The Role of the Adrenal Glands in the Hyperandrogenism Associated with Polycystic Ovarian Syndrome

Abstract

The magnitude of adrenal versus ovarian or peripheral contributions to the hyperandrogenemia of polycystic ovarian syndrome (PCOS) is controversial. Evidence for an adrenal origin of circulating androgens has been studied in prepubertal, adult, and postmenopausal women who will have, do have, or have had PCOS. Many girls who have premature adrenarche with increased circulating levels of adrenal steroid DHEA-S or those diagnosed with precocious puberty go on to develop PCOS in adolescence. Some adults with PCOS demonstrate increased DHEA and DHEA-S levels after ACTH stimulation test. Alternatively, or in addition, in many women with PCOS who have elevated DHEA or DHEA-S, these steroids may be suppressed by exogenous corticosteroid administration. In some PCOS women (20 %), long-term suppression of ovarian steroidogenesis to castrate levels with the use of GnRH agonists fails to suppress hyperandrogenemia, suggesting an adrenal source. Approximately 30–50 % of PCOS patients can be shown by these maneuvers to be producing excessive amounts of adrenal androgens. Increased activity of P450C17α can contribute to excessive production of both adrenal (DHEA) and ovarian (androstenedione) androgens.
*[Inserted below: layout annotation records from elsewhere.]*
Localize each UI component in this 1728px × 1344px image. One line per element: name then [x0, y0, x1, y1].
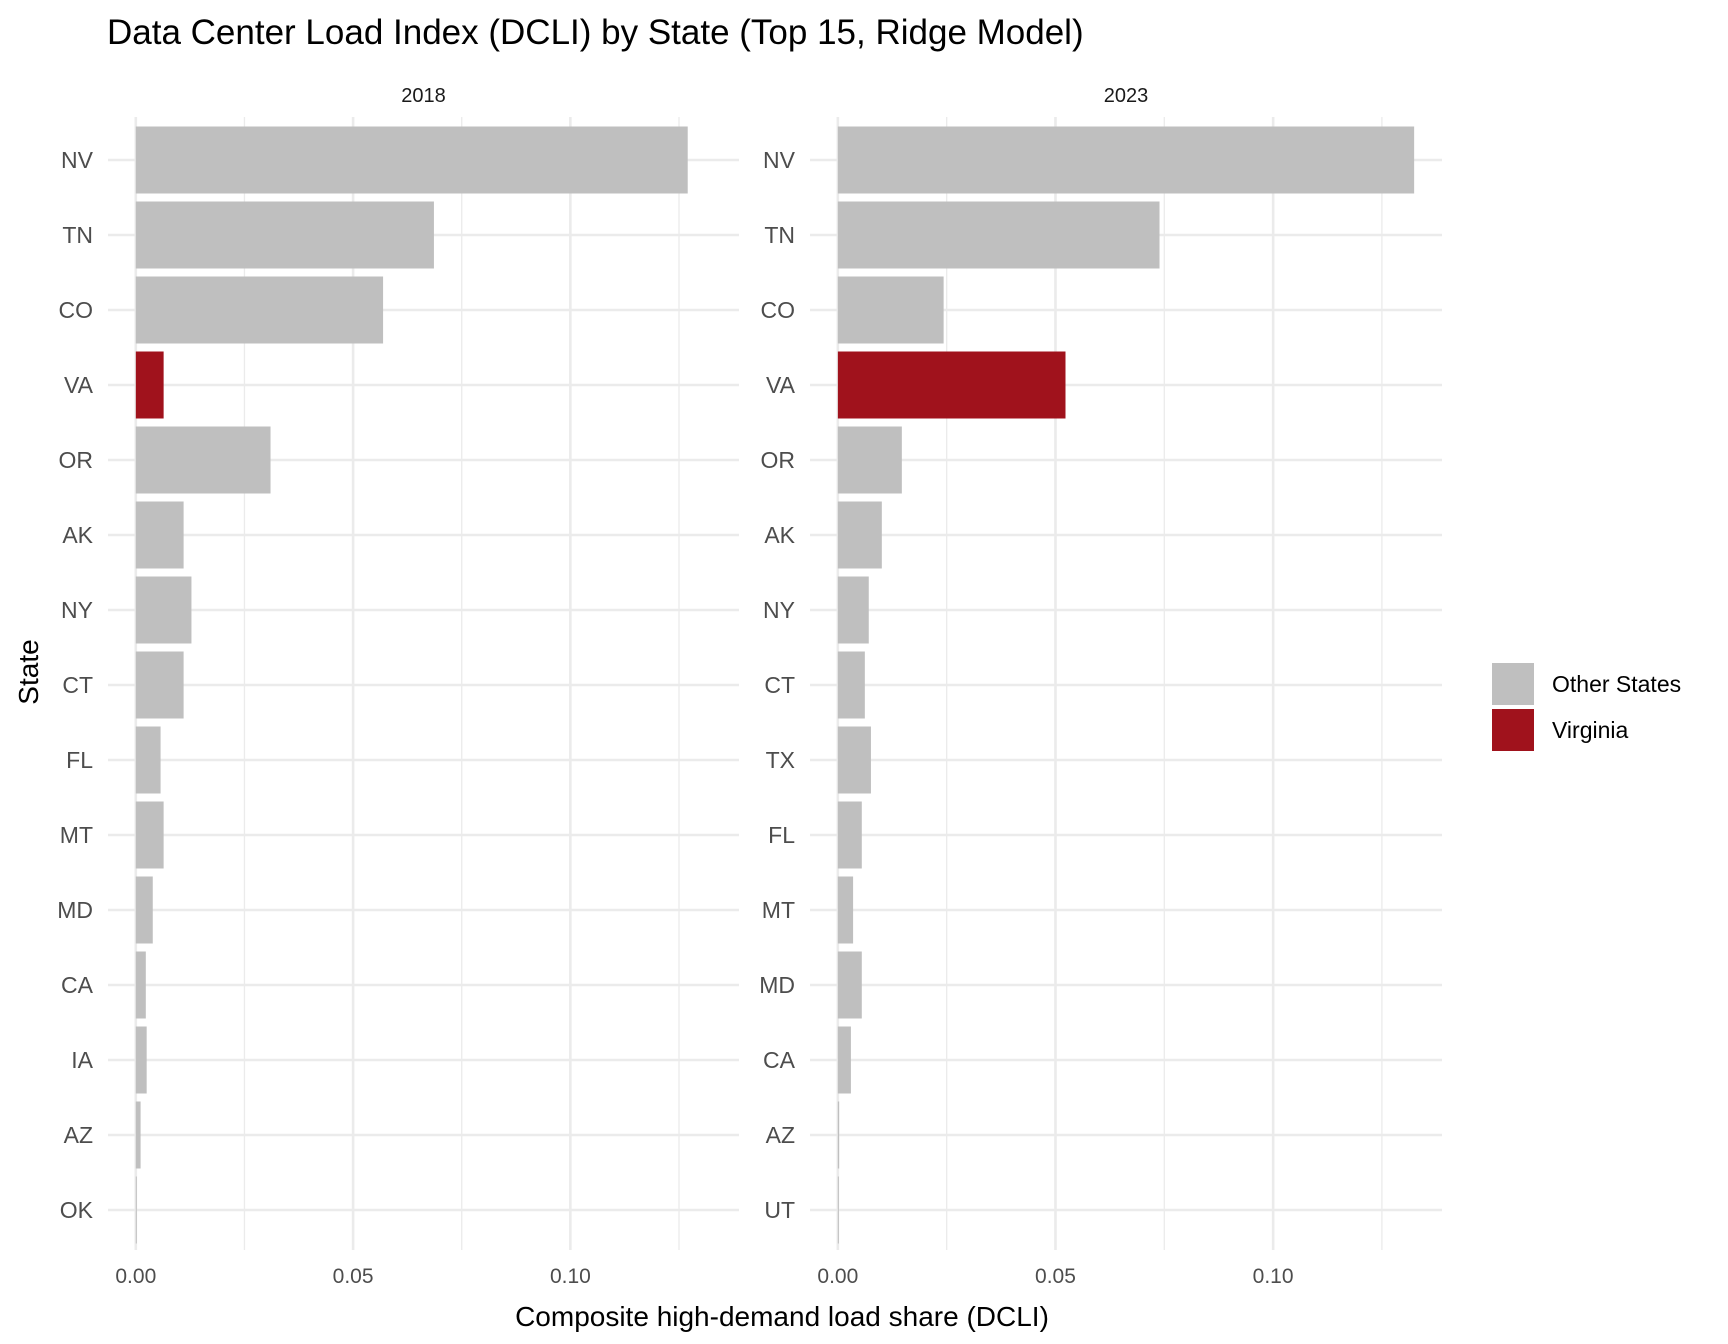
bar-2018-VA	[135, 351, 164, 419]
y-tick-label: CT	[764, 672, 795, 698]
facet-panels: 2018 NV TN CO VA OR AK NY CT FL MT MD CA IA AZ OK 0.00 0.…	[57, 85, 1442, 1288]
y-tick-label: CO	[761, 297, 796, 323]
y-tick-label: AZ	[64, 1122, 93, 1148]
bar-2018-IA	[135, 1026, 147, 1094]
y-tick-label: CA	[763, 1047, 796, 1073]
y-tick-label: NV	[61, 147, 94, 173]
y-tick-label: NY	[61, 597, 93, 623]
y-tick-label: NV	[763, 147, 796, 173]
y-tick-label: NY	[763, 597, 795, 623]
bar-2023-CT	[837, 651, 865, 719]
bar-2018-CT	[135, 651, 184, 719]
bar-2018-CO	[135, 276, 384, 344]
bar-2018-TN	[135, 201, 434, 269]
y-tick-label: TN	[62, 222, 93, 248]
bar-2023-FL	[837, 801, 862, 869]
y-tick-label: UT	[764, 1197, 795, 1223]
x-tick-label: 0.10	[550, 1265, 591, 1288]
bar-2023-NY	[837, 576, 869, 644]
y-tick-label: AZ	[766, 1122, 795, 1148]
bar-2018-OR	[135, 426, 271, 494]
y-tick-label: MT	[762, 897, 795, 923]
bar-2023-TX	[837, 726, 871, 794]
legend-key-other-states	[1492, 663, 1534, 705]
y-tick-label: VA	[64, 372, 94, 398]
facet-strip-label: 2023	[1104, 85, 1149, 107]
legend: Other States Virginia	[1492, 663, 1681, 751]
y-tick-label: VA	[766, 372, 796, 398]
bar-2018-CA	[135, 951, 146, 1019]
bar-2023-MT	[837, 876, 854, 944]
bar-2018-MT	[135, 801, 164, 869]
bar-2023-OR	[837, 426, 902, 494]
y-tick-label: FL	[768, 822, 795, 848]
bar-2023-MD	[837, 951, 862, 1019]
bar-2023-CA	[837, 1026, 851, 1094]
y-tick-label: IA	[71, 1047, 93, 1073]
y-tick-label: OR	[761, 447, 796, 473]
y-tick-label: FL	[66, 747, 93, 773]
y-tick-label: MD	[57, 897, 93, 923]
bar-2023-UT	[837, 1176, 839, 1244]
x-tick-label: 0.05	[333, 1265, 374, 1288]
legend-label: Other States	[1552, 671, 1681, 697]
x-tick-label: 0.10	[1253, 1265, 1294, 1288]
y-tick-label: MT	[60, 822, 93, 848]
y-tick-label: CO	[59, 297, 94, 323]
bar-2023-VA	[837, 351, 1066, 419]
bar-2023-NV	[837, 126, 1415, 194]
y-tick-label: AK	[62, 522, 93, 548]
y-tick-label: CT	[62, 672, 93, 698]
bar-2018-MD	[135, 876, 153, 944]
bar-2023-CO	[837, 276, 944, 344]
x-tick-label: 0.05	[1035, 1265, 1076, 1288]
bar-2018-FL	[135, 726, 161, 794]
panel-2023: 2023 NV TN CO VA OR AK NY CT TX FL MT MD CA AZ UT 0.00 0.…	[759, 85, 1442, 1288]
y-tick-label: OK	[60, 1197, 94, 1223]
y-tick-label: TX	[766, 747, 795, 773]
bar-2018-NY	[135, 576, 192, 644]
y-tick-label: TN	[764, 222, 795, 248]
bar-2023-AK	[837, 501, 882, 569]
y-axis-title: State	[13, 639, 44, 704]
panel-2018: 2018 NV TN CO VA OR AK NY CT FL MT MD CA IA AZ OK 0.00 0.…	[57, 85, 739, 1288]
bar-2023-AZ	[837, 1101, 840, 1169]
bar-2023-TN	[837, 201, 1160, 269]
bar-2018-AK	[135, 501, 184, 569]
facet-strip-label: 2018	[401, 85, 446, 107]
bar-2018-NV	[135, 126, 688, 194]
bar-2018-OK	[135, 1176, 137, 1244]
y-tick-label: MD	[759, 972, 795, 998]
y-tick-label: OR	[59, 447, 94, 473]
y-tick-label: AK	[764, 522, 795, 548]
x-axis-title: Composite high-demand load share (DCLI)	[515, 1301, 1049, 1332]
legend-label: Virginia	[1552, 717, 1628, 743]
x-tick-label: 0.00	[115, 1265, 156, 1288]
x-tick-label: 0.00	[817, 1265, 858, 1288]
legend-key-virginia	[1492, 709, 1534, 751]
chart-title: Data Center Load Index (DCLI) by State (…	[107, 13, 1084, 52]
bar-2018-AZ	[135, 1101, 141, 1169]
y-tick-label: CA	[61, 972, 94, 998]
Alternatively, excess androgen production may occur as an ancillary phenomenon during processes that can result in cortisol overproduction (e.g., Cushing syndrome) or increased degradation of cortisol. The normal decline in adrenal androgen production with menopause is blunted in women who have PCOS and postmenopausal women with a history of PCOS demonstrate an exaggerated androgen response to exogenous ACTH. While the exact mechanisms remain unclear, these observations suggest that adrenal steroidogenesis may be under different control in women with PCOS.